In this new snippet below, we add a capturing group around a new subroutine 'theletterc' in an attempt to provide some meaningful offsets -- no dice.
Subroutines give meaningful values for the whole match (not shown in the snippet below, but it's bc as expected), but I can't figure out how to extract meaningful info from capturing groups in the subroutine. Is this even possible? (Having scoured the internet and PCRE man page, it seems this may not be a supported feature PCRE).
11-08-2013 10:23 AM
I don't know. You're at the bleeding edge of advanced features of regular expressions so maybe PCRE just doesn't handle it in a sane way, or maybe those features would require additional API calls that LabVIEW doesn't use. You may just have to keep digging in the PCRE documentation.
FWIW, in my experience the more complex a regular expression gets the more likely it is that you would be better off just writing some custom logic to recognize that pattern. Your code would likely end up more readable and more efficient. I like regular expressions (I added this feature to LabVIEW, after all), but sometimes they're just not the best solution. This may be one of those cases.
11-18-2013 06:44 PM
@AdamKemp wrote:
FWIW, in my experience the more complex a regular expression gets the more likely it is that you would be better off just writing some custom logic to recognize that pattern. Your code would likely end up more readable and more efficient. I like regular expressions (I added this feature to LabVIEW, after all), but sometimes they're just not the best solution. This may be one of those cases.
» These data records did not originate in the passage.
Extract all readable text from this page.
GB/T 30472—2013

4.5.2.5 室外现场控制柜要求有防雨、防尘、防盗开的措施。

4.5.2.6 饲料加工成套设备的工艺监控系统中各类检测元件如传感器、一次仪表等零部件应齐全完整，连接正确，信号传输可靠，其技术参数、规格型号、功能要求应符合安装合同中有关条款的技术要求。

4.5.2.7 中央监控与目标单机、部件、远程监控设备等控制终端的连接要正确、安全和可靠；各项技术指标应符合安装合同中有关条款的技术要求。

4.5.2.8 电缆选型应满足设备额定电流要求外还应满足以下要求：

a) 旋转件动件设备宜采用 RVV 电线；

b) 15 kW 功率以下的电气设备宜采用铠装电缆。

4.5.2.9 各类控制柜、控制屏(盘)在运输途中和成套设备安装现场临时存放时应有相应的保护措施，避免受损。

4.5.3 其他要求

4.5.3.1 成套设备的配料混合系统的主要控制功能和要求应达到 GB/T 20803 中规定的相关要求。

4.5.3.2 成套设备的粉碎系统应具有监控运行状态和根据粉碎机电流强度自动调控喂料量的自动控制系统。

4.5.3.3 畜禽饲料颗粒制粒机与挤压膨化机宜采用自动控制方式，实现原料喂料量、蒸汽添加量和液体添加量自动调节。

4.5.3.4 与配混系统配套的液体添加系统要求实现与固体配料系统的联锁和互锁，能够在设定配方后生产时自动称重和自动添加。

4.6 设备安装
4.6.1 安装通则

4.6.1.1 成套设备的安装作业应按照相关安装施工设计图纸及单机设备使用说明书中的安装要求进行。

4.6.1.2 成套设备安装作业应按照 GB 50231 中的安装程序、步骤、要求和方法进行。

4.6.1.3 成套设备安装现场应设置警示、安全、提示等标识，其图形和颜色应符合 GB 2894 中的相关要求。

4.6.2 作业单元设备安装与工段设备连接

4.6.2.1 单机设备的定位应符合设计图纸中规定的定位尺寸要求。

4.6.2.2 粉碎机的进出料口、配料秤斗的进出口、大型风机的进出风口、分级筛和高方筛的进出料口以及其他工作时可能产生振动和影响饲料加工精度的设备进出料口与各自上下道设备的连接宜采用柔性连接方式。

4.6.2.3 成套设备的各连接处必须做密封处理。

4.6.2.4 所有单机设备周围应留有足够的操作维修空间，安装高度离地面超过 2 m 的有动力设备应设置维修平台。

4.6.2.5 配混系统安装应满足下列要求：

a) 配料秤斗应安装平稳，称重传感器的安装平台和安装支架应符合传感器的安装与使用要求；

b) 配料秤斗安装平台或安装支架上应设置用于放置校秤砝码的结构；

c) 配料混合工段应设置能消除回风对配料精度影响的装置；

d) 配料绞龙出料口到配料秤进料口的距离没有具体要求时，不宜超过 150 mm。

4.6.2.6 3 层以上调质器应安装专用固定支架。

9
Ha! Agree with you wholeheartedly; that's actually the prime motivation here -- templatizing some boilerplate regexes as subroutines! Just like with other source code, being able to modularize and reuse is likely better than a monolith. This also reduces recursion to something sensible and readable. It's been working great in practice (after a new wrapper around Offsets to handle -1's in a nicer way), and I'm still going to casually look for alternatives that allow submatches to be returned from subroutines.